Inflation in the United Kingdom unexpectedly cooled to a one-year low in March, according to figures that raise some doubts over bets the Bank of England will raise interest rates in May.
Sterling tumbled below $1.42 and British government bond prices shot, easing up after official data yesterday showed annual consumer price inflation fell to 2.5pc from 2.7pc in February.
The figure was well below economists' average expectation in a Reuters poll for it to hold at 2.7pc.
But the fall in inflation means it is highly likely that wage growth in real terms has by now returned for UK workers.
While good news for consumers who have been squeezed since the 2016 Brexit vote hammered the value of the pound and pushed up the cost of imports, the fall in inflation suggests price pressures may not be as strong as the central bank had thought.
For the first quarter as a whole, annual inflation averaged 2.7pc - somewhat below the forecast of 2.92pc that the BoE made in February.
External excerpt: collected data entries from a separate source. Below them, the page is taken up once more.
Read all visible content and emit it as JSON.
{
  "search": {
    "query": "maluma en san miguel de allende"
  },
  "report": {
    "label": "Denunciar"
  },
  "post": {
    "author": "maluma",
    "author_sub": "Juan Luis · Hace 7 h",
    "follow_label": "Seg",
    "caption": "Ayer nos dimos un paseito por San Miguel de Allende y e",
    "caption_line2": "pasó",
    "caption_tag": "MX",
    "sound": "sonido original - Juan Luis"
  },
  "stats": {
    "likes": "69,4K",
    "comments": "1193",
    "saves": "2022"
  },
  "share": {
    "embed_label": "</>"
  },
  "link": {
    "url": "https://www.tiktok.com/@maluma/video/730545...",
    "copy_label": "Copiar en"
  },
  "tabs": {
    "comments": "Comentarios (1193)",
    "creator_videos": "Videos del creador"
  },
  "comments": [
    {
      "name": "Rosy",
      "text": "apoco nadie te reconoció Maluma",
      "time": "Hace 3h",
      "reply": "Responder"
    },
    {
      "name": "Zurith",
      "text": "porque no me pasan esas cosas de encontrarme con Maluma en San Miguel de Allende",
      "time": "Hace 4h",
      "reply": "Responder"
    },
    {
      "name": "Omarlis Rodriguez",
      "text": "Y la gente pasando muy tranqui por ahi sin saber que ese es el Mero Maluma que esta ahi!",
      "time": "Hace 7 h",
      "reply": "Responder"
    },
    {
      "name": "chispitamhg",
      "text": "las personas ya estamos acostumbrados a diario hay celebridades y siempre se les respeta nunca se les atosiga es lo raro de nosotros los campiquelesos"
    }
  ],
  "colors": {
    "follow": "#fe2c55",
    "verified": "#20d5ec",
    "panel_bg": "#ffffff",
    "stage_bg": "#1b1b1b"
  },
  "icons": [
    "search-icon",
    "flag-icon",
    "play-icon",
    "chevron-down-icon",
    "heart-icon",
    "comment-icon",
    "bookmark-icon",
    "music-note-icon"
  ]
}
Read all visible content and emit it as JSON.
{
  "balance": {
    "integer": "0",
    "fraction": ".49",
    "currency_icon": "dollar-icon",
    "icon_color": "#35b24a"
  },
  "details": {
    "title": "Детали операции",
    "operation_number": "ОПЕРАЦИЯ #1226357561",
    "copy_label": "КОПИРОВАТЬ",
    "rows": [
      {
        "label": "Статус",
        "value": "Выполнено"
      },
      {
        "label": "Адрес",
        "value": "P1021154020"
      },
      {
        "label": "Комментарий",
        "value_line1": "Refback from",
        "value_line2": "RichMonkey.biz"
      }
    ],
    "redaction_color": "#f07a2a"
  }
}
A firm majority of economists polled by Reuters in the run-up to the data predicted that the Bank would raise interest rates by 0.25 percentage points to 0.75pc at its May policy meeting. "We believe (the fall in inflation) will be good news for growth as household real incomes growth accelerates and boosts spending," Scotiabank economist Alan Clarke said.
"The flipside is that the market is likely to question the likelihood of BoE rate hikes, both near term and later in the year."
Short sterling futures - which reflect expectations for British interest rates - rose sharply after the data, implying a reduced chance of higher interest rates in the months ahead.
Nonetheless, interest rate swaps still price in a roughly two-in-three chance that BoE rates will rise to 0.75pc next month.